There was some concern that the neurology team would be cynical about the retreat. After all, they were already feeling like no one was listening to them. So Dr. Reese and Dr. Pierce intentionally focused on both the individual and system aspects of wellbeing. They used appreciative inquiry to understand the problems and discover workable solutions, giving power back to the team and avoiding the helpless feel of a gripe session.
“Engaging the entire group to have these conversations is vital,” says Dr. Pierce. “This work cannot simply take a top-down approach. With strong support from senior leaders, every member of the section needed a chance to voice concerns and personal experiences, to help us see what ‘a great day at work’ looks like, and to propose solutions.”
In addition to reconnecting the clinicians to their values as individuals, the retreat reconnected them as a team. This approach addresses several issues at once: it fosters camaraderie, which is an important factor in clinician wellbeing, while giving the team time to pause and analyze the system factors together.

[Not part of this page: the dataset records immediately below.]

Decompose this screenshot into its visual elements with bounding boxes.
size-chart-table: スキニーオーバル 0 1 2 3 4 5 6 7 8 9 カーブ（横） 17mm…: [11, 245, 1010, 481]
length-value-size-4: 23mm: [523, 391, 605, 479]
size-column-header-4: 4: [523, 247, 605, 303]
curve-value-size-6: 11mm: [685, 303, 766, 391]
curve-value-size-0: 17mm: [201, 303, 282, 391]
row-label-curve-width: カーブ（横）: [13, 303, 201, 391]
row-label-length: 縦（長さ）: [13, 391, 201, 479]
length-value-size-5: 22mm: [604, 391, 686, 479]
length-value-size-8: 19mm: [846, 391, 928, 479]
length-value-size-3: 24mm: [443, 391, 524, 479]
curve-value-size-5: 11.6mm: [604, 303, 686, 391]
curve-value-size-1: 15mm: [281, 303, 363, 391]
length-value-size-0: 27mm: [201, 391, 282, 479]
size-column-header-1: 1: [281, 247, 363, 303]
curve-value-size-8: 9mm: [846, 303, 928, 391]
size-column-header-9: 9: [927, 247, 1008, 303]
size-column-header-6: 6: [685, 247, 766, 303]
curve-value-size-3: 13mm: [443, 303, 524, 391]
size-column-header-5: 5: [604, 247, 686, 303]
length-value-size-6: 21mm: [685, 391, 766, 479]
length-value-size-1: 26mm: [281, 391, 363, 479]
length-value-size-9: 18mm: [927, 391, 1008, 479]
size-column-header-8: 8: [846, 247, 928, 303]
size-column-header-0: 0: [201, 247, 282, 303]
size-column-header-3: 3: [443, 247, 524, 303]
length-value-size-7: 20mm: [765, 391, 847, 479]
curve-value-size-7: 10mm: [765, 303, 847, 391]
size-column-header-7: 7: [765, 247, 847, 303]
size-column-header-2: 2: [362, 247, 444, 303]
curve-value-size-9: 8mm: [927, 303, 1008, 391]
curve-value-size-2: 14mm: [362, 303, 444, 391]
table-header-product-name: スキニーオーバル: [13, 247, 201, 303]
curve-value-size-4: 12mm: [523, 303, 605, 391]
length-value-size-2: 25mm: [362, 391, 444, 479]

“At first, our team wanted someone to swoop in and fix everything,” says Dr. Knupp. “But the retreat helped us see the value of working together on micro-system processes – small fixes that make a big difference over time. We saw that we have to break it into small pieces and give people the ability to go forth and work on it. It’s important to have everyone involved as a community to fix it.”
This experience helped Dr. Reese learn more about the best way to lead a team through a retreat to promote wellbeing and resilience while solving problems. She now has a playbook that can be used to repeat the process with other groups.
For Dr. Reese, the recurring theme in her resilience work over the last four years is the importance of connection, community and engagement – the “we’re all in this together” spirit. She hopes to continue working to restore that spirit to care teams across the campus and the state.